Calendar can be found in the main navigation sidebar.
Online collaborative documents or ‘Collaborations’
Basically, this is the Canvas version of Google Docs. It allows multiple users to work together, add and edit a document at the same time. They save in real-time, so that changes are instantly visible to the other users. This will be especially useful for exam revision, updating classmates on missed tutorials and lectures, and group assignments. Course instructors will also be able to assign group assignments using the feature.
Collaborations is found on the navigation sidebar when you open up one of your course pages.

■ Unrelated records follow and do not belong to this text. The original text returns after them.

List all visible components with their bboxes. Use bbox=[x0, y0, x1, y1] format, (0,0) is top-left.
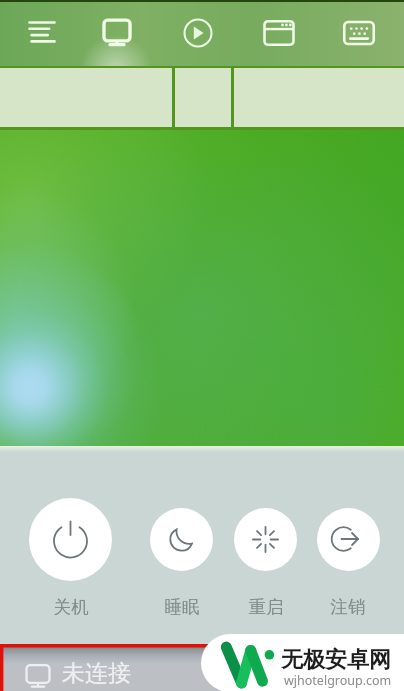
button[interactable]: Browser bbox=[258, 12, 300, 54]
button[interactable]: Media player bbox=[177, 12, 219, 54]
staticText: 未连接 bbox=[62, 659, 131, 688]
button[interactable] bbox=[150, 508, 213, 571]
staticText: wjhotelgroup.com bbox=[284, 672, 392, 689]
button[interactable]: Menu bbox=[21, 12, 63, 54]
staticText: 重启 bbox=[231, 596, 301, 618]
button[interactable] bbox=[234, 508, 297, 571]
button[interactable]: Desktop bbox=[96, 12, 138, 54]
staticText: 无极安卓网 bbox=[281, 646, 391, 674]
button[interactable] bbox=[29, 498, 112, 581]
staticText: 注销 bbox=[313, 596, 383, 618]
staticText: 关机 bbox=[36, 596, 106, 618]
button[interactable]: 未连接 bbox=[25, 662, 404, 691]
button[interactable] bbox=[317, 508, 380, 571]
button[interactable]: Keyboard bbox=[338, 12, 380, 54]
staticText: 睡眠 bbox=[147, 596, 217, 618]
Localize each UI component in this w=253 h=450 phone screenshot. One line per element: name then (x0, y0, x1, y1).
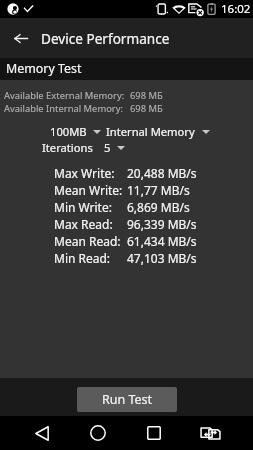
staticText: Device Performance (41, 29, 170, 48)
button[interactable]: Run Test (77, 387, 177, 412)
button[interactable]: Home (80, 416, 116, 450)
staticText: Iterations (42, 140, 93, 155)
staticText: 100MB (50, 124, 87, 139)
button[interactable]: 5 (104, 140, 125, 155)
staticText: 5 (104, 140, 111, 155)
staticText: Run Test (102, 391, 153, 408)
staticText: Memory Test (6, 60, 82, 77)
staticText: 61,434 MB/s (127, 233, 197, 249)
button[interactable]: Rotate screen (192, 416, 228, 450)
staticText: 20,488 MB/s (127, 165, 197, 181)
staticText: 47,103 MB/s (127, 250, 197, 266)
button[interactable]: 100MB (50, 124, 101, 139)
staticText: 96,339 MB/s (127, 216, 197, 232)
staticText: Min Read: (54, 250, 111, 266)
staticText: 698 МБ (130, 102, 163, 115)
staticText: 6,869 MB/s (127, 199, 190, 215)
staticText: Max Read: (54, 216, 113, 232)
staticText: Internal Memory (106, 124, 195, 139)
button[interactable]: Recent apps (136, 416, 172, 450)
staticText: 11,77 MB/s (127, 182, 190, 198)
button[interactable]: Back (0, 18, 41, 58)
staticText: Mean Read: (54, 233, 121, 249)
staticText: Max Write: (54, 165, 115, 181)
staticText: Min Write: (54, 199, 112, 215)
staticText: 16:02 (221, 1, 251, 17)
button[interactable]: Back (24, 416, 60, 450)
button[interactable]: Internal Memory (106, 124, 210, 139)
staticText: Available External Memory: (4, 89, 125, 102)
staticText: 698 МБ (130, 89, 163, 102)
staticText: Available Internal Memory: (4, 102, 124, 115)
staticText: Mean Write: (54, 182, 123, 198)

Incentive to set up your profile
Moodle had something of a profile that was used for online interaction. However, it’s more practical on UCLearn as it has more profile settings and communication functions.
You can add a profile picture, biography, links, and files, which will be particularly handy if the chat function takes off and students are using it as their primary source of online course communication.
Submitting assignments is easier
Submitting an assignment on Moodle was a very high-pressure situation. Thankfully, there is no ‘draft’ status to trick first-years into thinking they’ve submitted an assignment, when they’ve really only uploaded a draft (we’ve all done it).
On UCLearn, the submitted file is simply the most recent file you uploaded. You can edit or replace this file until the ‘until date’, which just refers to the due date or a later date depending on what your unit convenor decides. You will submit assignments by clicking on ‘Assignments’ in the navigation sidebar that appears when you open up a course page.
For assistance with UCLearn, the best place to go is either the Study Help site (located within the ‘Help’ section of the main navigation bar at the very top) or the ASK Advisors on Level B of the Library.